Although in the past decade the trade value of recorded music sales has more than halved in Italy, according to FIMI (the Italian Music Industry Federation) in the first half of 2012, sales of digital music (download or streaming) raised by 43% and currently the trade value of digital music amounts to 33% of the entire Italian music market.
The launch of Spotify may result in these numbers getting even higher. According to Enzo Mazza, FIMI chairman, "according to latest statistics, in Italy streaming represents a huge opportunity: in fact in 2012, trade revenues from streaming music were up 77%."

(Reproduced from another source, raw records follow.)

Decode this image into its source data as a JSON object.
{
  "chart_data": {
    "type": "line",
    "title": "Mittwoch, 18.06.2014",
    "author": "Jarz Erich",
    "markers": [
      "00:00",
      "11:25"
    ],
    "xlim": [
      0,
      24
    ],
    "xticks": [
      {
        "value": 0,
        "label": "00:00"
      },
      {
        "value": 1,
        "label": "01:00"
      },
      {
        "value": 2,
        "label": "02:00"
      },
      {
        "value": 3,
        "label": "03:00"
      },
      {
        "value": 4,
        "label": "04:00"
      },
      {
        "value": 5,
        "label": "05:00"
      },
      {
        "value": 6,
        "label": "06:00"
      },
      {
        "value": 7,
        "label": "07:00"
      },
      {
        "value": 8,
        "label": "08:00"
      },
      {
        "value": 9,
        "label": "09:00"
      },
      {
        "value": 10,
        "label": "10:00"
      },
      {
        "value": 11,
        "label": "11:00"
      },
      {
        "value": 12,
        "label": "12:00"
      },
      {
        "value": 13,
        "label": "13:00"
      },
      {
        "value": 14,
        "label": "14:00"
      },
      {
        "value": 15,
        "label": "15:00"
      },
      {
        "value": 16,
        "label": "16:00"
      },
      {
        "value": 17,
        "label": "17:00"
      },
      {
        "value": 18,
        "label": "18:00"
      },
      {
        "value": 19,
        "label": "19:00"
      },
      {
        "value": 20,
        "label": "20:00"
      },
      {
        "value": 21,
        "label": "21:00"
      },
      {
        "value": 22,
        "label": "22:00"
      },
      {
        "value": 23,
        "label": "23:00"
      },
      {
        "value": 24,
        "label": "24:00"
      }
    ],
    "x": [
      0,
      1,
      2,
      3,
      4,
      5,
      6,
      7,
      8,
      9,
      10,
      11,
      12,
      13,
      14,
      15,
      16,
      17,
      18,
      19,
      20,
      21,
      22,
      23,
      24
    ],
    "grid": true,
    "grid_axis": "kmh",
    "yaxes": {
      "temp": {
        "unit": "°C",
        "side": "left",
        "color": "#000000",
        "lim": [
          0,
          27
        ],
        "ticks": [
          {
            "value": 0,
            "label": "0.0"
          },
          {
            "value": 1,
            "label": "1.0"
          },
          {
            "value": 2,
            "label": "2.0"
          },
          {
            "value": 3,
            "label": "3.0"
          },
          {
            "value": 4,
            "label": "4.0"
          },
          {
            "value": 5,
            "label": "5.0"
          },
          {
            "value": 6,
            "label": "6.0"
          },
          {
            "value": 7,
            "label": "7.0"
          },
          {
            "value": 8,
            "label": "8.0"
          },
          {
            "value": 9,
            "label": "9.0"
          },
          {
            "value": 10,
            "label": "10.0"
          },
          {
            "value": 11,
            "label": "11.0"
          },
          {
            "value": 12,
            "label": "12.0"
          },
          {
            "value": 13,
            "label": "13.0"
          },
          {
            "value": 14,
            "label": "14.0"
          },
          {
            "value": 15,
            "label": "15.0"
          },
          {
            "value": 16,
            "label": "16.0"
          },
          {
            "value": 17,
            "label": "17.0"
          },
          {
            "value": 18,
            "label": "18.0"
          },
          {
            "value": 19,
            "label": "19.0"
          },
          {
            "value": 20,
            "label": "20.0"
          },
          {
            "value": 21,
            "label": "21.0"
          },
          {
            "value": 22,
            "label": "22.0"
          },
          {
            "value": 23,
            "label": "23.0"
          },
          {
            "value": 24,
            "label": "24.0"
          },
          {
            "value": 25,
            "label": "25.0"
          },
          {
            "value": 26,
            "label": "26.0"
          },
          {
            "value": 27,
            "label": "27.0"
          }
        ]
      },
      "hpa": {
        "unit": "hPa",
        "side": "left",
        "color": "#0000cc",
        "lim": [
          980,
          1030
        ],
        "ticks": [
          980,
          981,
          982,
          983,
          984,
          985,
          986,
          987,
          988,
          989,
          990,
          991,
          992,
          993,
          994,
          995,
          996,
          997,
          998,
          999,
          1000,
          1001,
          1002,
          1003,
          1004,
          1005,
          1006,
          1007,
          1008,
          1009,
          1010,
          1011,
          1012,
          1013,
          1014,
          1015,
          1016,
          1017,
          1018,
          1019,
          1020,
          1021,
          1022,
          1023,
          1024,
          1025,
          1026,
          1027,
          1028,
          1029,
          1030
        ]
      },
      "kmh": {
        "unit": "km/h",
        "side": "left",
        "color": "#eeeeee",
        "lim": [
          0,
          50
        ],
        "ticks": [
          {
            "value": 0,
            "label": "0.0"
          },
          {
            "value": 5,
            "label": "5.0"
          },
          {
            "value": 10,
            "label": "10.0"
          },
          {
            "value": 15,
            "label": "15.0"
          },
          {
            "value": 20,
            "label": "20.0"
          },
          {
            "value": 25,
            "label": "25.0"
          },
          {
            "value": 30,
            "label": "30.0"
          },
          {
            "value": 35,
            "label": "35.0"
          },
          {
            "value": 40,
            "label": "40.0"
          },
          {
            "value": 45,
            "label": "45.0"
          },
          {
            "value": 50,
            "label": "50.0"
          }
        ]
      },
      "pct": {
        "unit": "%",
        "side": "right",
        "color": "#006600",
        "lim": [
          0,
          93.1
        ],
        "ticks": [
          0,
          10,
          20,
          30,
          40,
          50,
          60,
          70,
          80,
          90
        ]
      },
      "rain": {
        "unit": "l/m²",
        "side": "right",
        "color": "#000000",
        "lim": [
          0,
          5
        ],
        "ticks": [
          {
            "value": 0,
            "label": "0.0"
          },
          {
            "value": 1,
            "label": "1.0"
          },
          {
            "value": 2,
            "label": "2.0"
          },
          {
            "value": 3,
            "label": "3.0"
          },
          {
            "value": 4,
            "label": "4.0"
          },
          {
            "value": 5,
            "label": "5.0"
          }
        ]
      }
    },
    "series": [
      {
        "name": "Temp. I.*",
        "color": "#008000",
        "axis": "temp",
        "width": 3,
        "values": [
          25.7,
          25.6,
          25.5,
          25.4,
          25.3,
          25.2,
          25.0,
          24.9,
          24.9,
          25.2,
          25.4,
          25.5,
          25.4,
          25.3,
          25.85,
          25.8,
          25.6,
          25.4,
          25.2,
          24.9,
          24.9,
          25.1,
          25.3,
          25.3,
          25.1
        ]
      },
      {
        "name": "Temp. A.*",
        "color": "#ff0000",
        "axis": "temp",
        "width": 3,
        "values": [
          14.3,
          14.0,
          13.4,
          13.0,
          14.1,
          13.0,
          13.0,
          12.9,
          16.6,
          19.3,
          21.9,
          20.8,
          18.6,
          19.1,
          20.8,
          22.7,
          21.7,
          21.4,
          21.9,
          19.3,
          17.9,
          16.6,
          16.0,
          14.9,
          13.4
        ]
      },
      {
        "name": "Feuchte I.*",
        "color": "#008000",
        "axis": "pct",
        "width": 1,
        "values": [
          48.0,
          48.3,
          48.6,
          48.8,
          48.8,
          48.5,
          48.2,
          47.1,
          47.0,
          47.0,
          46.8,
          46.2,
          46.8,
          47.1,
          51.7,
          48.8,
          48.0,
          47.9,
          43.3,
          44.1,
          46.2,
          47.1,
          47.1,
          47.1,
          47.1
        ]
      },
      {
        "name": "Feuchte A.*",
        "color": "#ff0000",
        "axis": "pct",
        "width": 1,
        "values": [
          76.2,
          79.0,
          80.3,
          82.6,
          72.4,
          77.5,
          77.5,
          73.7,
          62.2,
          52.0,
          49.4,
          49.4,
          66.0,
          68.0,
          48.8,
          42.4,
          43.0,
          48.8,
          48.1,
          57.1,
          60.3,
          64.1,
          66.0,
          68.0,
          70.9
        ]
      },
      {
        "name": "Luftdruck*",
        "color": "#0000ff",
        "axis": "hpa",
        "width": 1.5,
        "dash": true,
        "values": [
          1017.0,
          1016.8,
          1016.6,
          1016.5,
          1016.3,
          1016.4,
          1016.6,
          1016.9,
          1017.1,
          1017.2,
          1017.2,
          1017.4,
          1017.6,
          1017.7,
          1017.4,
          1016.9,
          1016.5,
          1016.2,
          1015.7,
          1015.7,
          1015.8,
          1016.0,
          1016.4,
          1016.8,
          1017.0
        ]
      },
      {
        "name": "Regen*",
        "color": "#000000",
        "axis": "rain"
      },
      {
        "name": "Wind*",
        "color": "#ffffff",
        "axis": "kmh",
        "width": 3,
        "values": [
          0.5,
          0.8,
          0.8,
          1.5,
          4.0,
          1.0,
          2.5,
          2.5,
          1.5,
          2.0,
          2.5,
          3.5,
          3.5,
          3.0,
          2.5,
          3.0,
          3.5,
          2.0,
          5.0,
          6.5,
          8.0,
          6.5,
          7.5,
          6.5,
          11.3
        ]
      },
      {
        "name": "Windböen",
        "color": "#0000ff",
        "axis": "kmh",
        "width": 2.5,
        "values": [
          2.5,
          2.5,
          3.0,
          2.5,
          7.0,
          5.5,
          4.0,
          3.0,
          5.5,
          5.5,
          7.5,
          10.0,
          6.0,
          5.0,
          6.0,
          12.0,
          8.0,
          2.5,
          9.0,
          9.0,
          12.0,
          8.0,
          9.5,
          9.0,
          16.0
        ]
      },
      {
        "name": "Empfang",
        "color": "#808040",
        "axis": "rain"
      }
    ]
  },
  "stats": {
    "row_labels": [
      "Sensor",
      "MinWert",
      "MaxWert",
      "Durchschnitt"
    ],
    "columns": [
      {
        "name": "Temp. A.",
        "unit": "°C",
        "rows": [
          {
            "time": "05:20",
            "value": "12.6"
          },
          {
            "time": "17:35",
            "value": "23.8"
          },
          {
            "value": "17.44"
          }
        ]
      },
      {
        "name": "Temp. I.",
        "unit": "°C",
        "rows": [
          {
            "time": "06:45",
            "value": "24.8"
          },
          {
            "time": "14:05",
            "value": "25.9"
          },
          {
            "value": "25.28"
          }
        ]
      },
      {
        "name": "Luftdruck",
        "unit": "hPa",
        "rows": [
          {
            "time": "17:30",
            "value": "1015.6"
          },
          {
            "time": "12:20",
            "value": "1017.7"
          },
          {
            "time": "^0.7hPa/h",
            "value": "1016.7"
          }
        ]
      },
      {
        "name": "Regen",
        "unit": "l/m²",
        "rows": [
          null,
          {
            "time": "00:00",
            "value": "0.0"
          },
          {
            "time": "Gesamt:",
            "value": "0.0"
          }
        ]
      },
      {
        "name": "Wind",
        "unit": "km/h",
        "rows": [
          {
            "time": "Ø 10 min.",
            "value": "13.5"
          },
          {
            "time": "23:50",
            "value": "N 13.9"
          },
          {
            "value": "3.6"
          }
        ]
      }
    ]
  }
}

As also demonstrated by some recent case studies, the presence of a digital sales channel is important to encourage the legal acquisition and use of works. In fact, when a digital sales channel is not available, users will probably turn to piracy and begin to consume much more content through illegal channels than they had previously purchased legally. This is because piracy has high fixed costs but negligible variable ones, the fixed costs being those associated with the purchase/rental of copying devices and the variable ones those influenced by the level of output, ie the amount of pirated material. Once the fixed costs have been paid, it is unlikely that users, who have the choice between free pirated and lawful fee-paying content, will decide to switch back to obtaining content lawfully.
These considerations demonstrate the importance (which has been recognised also by EU Commission President José Barroso) of developing a level playing field for new business models and innovative solutions for the distribution of creative content in order to counteract the growth and spread of pirated works.
So, good luck to Spotify and similar innovative services!